Sunday, February 22, 2015

Why are we cutting higher ed?

Here's a typically territorial clash of the tiny titans between Pat Connick and Austin Badon.
Resurrecting tolls on the Crescent City Connection could return to the Legislature's agenda this spring if a measure to merge Southern University at New Orleans with the University of New Orleans also is revived, a legislator said.

Calling it a "shot across the bow,'' state Rep. Austin Badon, D-New Orleans, warned that he may push to reinstate the tolls, if Rep. Pat Connick, R-Marrero, pushes to combine the schools. Connick opposed the tolls renewal in 2012.
Yeah, it's petty. No, it's not going to amount to anything. Still it's worth noting why Pat Connick thinks we're currently gutting higher education in the state of Louisiana.
He pointed to the decision by Southern University's governing board to combine the jobs of system president and main campus chancellor to streamline the organization. Southern is facing a $15 million deficit next year.

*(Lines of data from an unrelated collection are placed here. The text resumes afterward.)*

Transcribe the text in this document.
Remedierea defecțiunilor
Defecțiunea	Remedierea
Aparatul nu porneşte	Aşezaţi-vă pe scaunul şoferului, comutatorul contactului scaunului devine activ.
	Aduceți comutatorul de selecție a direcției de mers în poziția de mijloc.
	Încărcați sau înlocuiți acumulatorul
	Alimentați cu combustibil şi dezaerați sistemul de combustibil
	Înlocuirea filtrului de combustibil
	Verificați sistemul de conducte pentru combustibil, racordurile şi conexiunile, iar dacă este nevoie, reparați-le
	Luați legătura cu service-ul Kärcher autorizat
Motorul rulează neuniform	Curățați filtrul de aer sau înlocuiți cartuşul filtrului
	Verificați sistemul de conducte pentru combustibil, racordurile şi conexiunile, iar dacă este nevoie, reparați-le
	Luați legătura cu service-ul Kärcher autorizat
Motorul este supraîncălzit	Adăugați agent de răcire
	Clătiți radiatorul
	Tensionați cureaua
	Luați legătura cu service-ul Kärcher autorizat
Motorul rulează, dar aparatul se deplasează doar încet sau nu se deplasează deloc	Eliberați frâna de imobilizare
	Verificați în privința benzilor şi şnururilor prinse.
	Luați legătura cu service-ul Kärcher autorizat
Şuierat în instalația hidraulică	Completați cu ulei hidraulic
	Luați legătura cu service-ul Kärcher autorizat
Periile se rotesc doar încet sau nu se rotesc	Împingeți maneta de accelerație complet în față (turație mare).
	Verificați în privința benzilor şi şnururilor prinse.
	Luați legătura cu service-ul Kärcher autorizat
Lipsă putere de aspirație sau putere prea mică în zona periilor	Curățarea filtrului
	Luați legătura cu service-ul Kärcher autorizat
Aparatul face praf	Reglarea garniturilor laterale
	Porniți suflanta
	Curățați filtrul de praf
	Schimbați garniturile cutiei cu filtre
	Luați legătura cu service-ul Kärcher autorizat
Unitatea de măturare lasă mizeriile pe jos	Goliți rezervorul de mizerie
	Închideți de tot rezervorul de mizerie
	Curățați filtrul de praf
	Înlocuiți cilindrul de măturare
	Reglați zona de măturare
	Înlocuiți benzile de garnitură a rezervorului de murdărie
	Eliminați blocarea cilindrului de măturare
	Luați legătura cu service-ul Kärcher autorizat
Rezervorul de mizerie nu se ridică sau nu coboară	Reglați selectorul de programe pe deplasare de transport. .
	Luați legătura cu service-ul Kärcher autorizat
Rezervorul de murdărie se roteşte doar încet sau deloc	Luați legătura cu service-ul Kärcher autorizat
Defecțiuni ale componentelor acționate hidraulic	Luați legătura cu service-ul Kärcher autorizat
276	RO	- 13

"This issue has never been addressed by the Legislature. It's been pushed under the rug and ignored,'' Connick said, adding Louisiana has too many public universities. "That's why we are precisely where we are today, cutting higher ed, cutting health care.''
No. We're cutting higher ed and health care because Bobby Jindal has wrecked the budget in pursuit of a career in national politics.  But thanks for your concern. 

1 comment:

elsbet said...

Jindal's anti-tax purism is the number one reason, but there are long-term problems that create these conditions: the constitutional protections for every damned thing other than higher ed and healthcare, and the power of the governor's office to make legislators fall in line. When the governor's party has a majority, there will never be real debate in the state House or Senate and no one will challenge the executive. We need a constitutional amendment to revoke all the current budget protections, and a constitutional convention (probably; I'm guessing on the mechanism here) to weaken the governor's office overall.